Lasting Impact- The Road to Recovery

Incidents of violence can have a lasting impact on both the organization and individual employees. The effects of trauma can last far beyond the conclusion of the violent act. In the immediate aftermath of an event, organizations should account for all employees and make necessary notifications to families of employees with the assistance of law enforcement if necessary.

To facilitate recovery, workplace violence programs should consider that the entire organization, not just the direct victims of violence, will be affected. Organizational resilience after an incident will be greatly enhanced through the availability of counseling services for employees. These services will provide information, support, and other needs to those affected both directly and indirectly. Services may also identify employees who may require ongoing support or more long-term services to address trauma.
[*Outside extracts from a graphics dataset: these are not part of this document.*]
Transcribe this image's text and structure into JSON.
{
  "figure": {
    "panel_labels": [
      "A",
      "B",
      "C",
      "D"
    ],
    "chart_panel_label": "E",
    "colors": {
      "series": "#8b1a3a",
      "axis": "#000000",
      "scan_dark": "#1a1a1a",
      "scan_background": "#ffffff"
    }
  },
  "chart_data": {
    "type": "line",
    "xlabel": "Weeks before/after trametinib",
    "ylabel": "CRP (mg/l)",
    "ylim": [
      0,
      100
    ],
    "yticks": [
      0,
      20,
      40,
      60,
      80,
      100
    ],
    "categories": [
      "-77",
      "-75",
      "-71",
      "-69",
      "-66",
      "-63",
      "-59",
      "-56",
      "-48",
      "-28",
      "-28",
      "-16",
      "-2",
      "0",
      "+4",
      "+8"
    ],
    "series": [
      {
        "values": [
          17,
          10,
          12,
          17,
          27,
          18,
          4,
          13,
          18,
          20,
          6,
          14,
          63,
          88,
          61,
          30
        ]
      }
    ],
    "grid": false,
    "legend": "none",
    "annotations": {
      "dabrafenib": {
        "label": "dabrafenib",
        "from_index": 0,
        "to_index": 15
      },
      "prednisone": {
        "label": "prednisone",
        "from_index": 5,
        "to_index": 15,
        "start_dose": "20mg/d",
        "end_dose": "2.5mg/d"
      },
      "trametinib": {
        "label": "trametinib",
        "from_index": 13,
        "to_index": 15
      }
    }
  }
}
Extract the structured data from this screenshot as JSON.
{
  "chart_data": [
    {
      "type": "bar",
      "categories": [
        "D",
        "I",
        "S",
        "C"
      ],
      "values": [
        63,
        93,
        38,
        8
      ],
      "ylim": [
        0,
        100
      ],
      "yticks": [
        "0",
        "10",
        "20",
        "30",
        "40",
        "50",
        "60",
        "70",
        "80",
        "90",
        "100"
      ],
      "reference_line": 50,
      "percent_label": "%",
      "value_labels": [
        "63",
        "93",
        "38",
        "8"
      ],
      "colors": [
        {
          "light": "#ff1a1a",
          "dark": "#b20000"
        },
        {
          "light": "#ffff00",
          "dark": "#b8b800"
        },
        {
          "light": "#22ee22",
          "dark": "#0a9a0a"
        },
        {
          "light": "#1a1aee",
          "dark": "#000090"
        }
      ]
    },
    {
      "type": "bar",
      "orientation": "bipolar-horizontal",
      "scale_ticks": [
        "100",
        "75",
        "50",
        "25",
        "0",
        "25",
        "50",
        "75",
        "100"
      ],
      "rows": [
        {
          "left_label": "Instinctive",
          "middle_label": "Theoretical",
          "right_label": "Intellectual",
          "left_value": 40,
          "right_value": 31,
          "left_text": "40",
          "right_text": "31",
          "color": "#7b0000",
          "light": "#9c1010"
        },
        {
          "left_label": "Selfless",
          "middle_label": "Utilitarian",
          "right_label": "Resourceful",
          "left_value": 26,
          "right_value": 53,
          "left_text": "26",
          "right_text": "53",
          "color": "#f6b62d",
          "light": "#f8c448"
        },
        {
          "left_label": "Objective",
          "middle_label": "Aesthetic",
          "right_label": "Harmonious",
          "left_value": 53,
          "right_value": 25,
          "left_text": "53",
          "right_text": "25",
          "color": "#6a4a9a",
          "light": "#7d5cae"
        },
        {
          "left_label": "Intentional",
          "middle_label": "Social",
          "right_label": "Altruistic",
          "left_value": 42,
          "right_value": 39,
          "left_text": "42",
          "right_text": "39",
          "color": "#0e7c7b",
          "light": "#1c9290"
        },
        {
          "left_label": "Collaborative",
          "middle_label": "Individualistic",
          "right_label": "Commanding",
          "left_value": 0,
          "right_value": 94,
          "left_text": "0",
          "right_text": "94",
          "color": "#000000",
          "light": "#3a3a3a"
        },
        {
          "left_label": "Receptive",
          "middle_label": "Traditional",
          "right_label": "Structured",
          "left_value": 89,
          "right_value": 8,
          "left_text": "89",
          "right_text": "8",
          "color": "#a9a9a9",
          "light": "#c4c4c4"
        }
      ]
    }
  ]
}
Like other planning efforts related to workplace violence, post-event support will not be one-size-fits-all. Some employees may require significant counseling, while others may require little or no interaction beyond an initial post-crisis check-in. In either event, the availability of support services will show employees that organizational leaders understand the impact and value the well-being of employees. This will put both the employees and the organization on a path to recovery.

Proactively addressing violence in the workplace should be a paramount consideration for all employers. The safety and security of the organization and employees must be a top priority. Planning workplace prevention strategies must include all phases of potential events, before, during, and after. Planning in this manner will enable employers to prevent, prepare for, respond to, and recover from incidents and maintain a safe, secure, and resilient work environment.